AEW announced the venues for their second and third tapings for their weekly Wednesday night shows. The newly formed pro-wrestling promotion is slowly but surely making inroads into the market share held by World Wrestling Entertainment (WWE), the world’s most popular pro-wrestling promotion.

WWE are genuinely concerned about the threat of AEW and chairman Vince McMahon has been taking steps to ensure his company remains ahead of the curve despite the falling ratings in recent months. AEW, while maintaining that they are not directly competing with WWE, have been taking digs at the established promotion and executive vice-presidents of AEW The Young Bucks – Matt and Nick Jackson - again took a jab by suggesting their television program will not “oversaturate” the wrestlers by using them too often like it is being done in “mainstream” wrestling today.

“Our characters won’t be over-saturated. That’s a problem for the current product for mainstream wrestling right now. You see wrestlers way too often, way too many times, and you become fatigued with that character and that superstar, and they lose that superstardom,” Nick Jackson said during a recent interview with Decider.
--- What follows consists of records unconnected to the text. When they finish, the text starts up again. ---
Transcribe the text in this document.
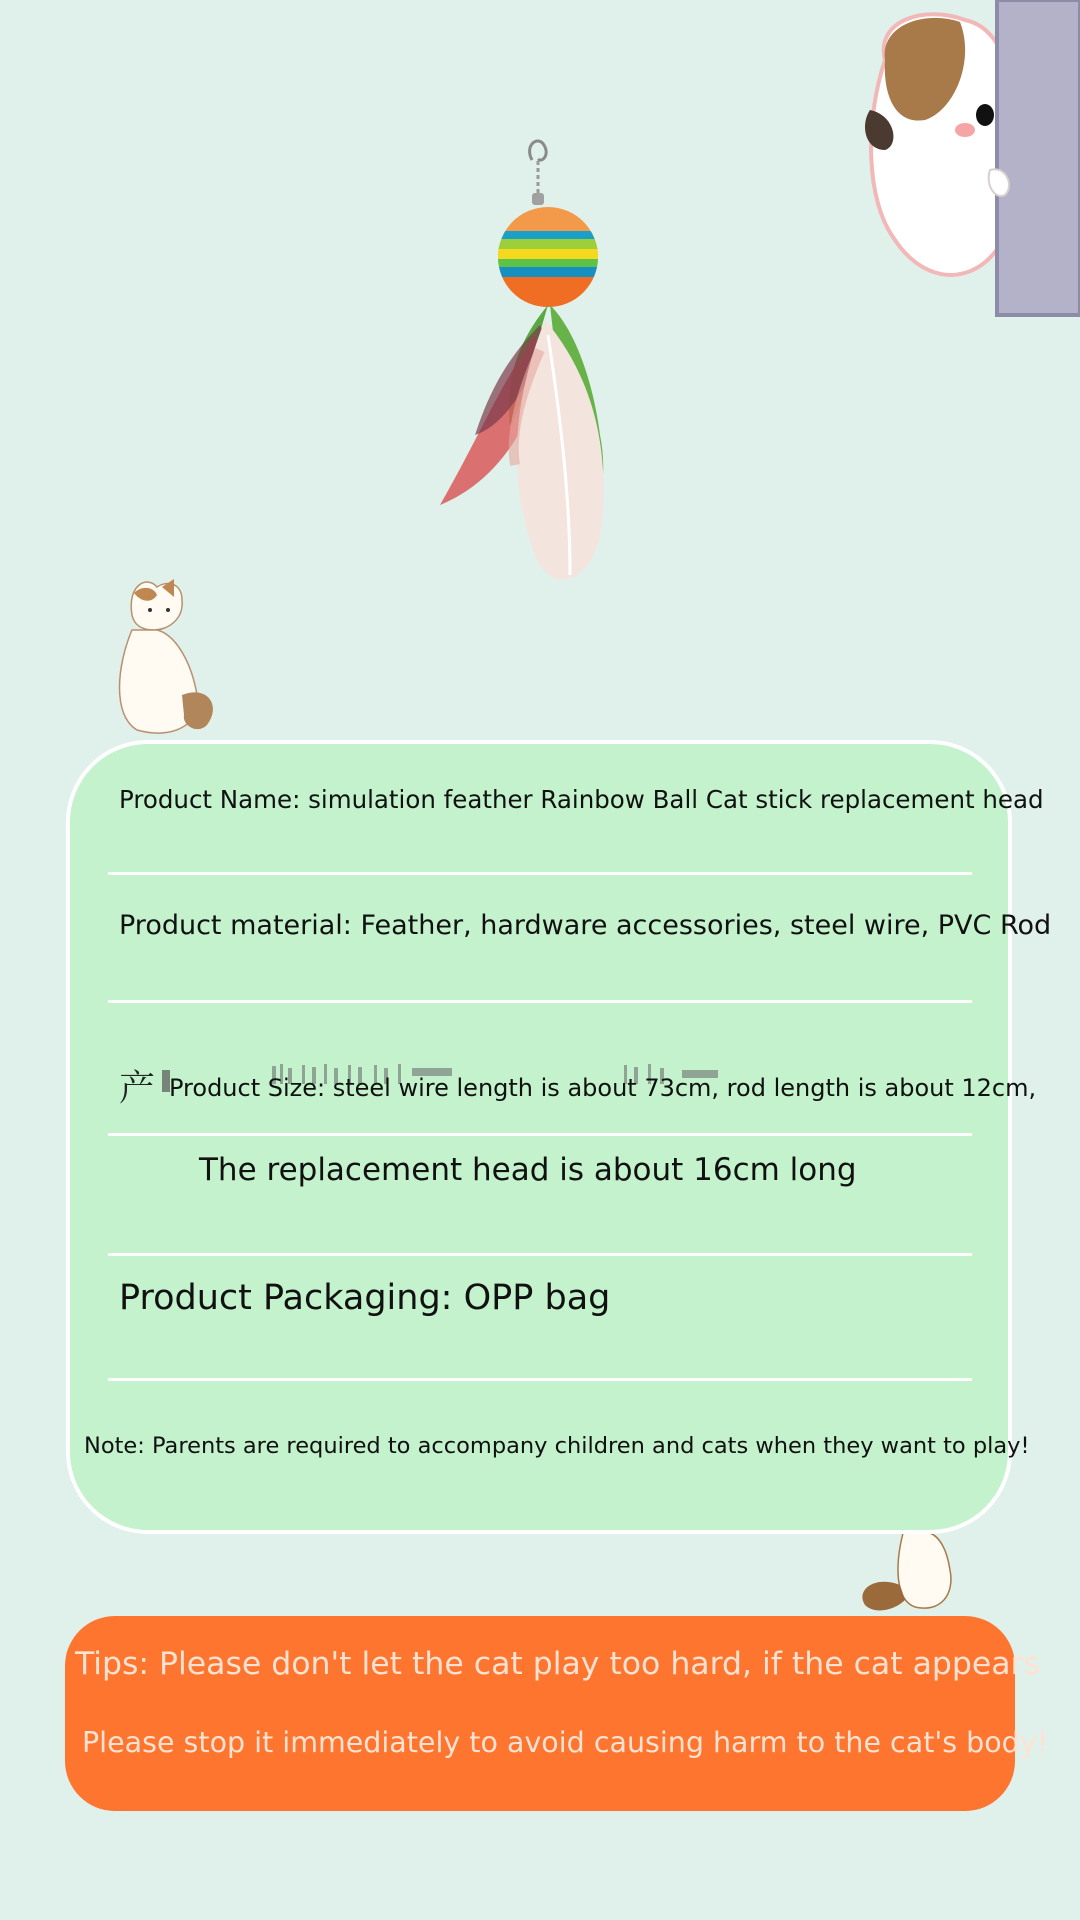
Product Name: simulation feather Rainbow Ball Cat stick replacement head
Product material: Feather, hardware accessories, steel wire, PVC Rod
产 Product Size: steel wire length is about 73cm, rod length is about 12cm,
The replacement head is about 16cm long
Product Packaging: OPP bag
Note: Parents are required to accompany children and cats when they want to play!
Tips: Please don't let the cat play too hard, if the cat appears
Please stop it immediately to avoid causing harm to the cat's body!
The WWE logo hangs on a wall at a media conference announcing the all-star lineup of WWE WrestleMania XIX at ESPN Zone in Times Square in New York City, March 18, 2003. Mark Mainz/Getty Images

AEW owner Tony Khan also spoke about how the wrestlers in WWE are required to travel five days a week for their televised and live in-house shows and made it clear that wrestlers on his promotion will not be forced to do so. They will be given off days when they are not required to be part of the program.

"We’re basing the company to be way more wrestler-friendly and in terms of the scheduling, because we’re not going to have a constant touring of five nights a week or anything like that, six nights a week never,” Khan said. “And really focusing on that and building the big events, big pay-per-views and streaming specials.”

“It’s not about forcing everybody into the show to do one dumb segment just to show them in the show. We’re not going to drag people in and make them travel.”

Matt Jackson, the other half of The Young Bucks agreed with Khan and his brother, stating: “I don’t think everybody has to be on the show every week, necessarily. Like if they’re not needed like Tony said, maybe they stay home that week. Or we just give them a little bit in the back. Sometimes it’s just too much. But if we give them a little bit of flavor every week or every other week I think it would be fine. I really do.”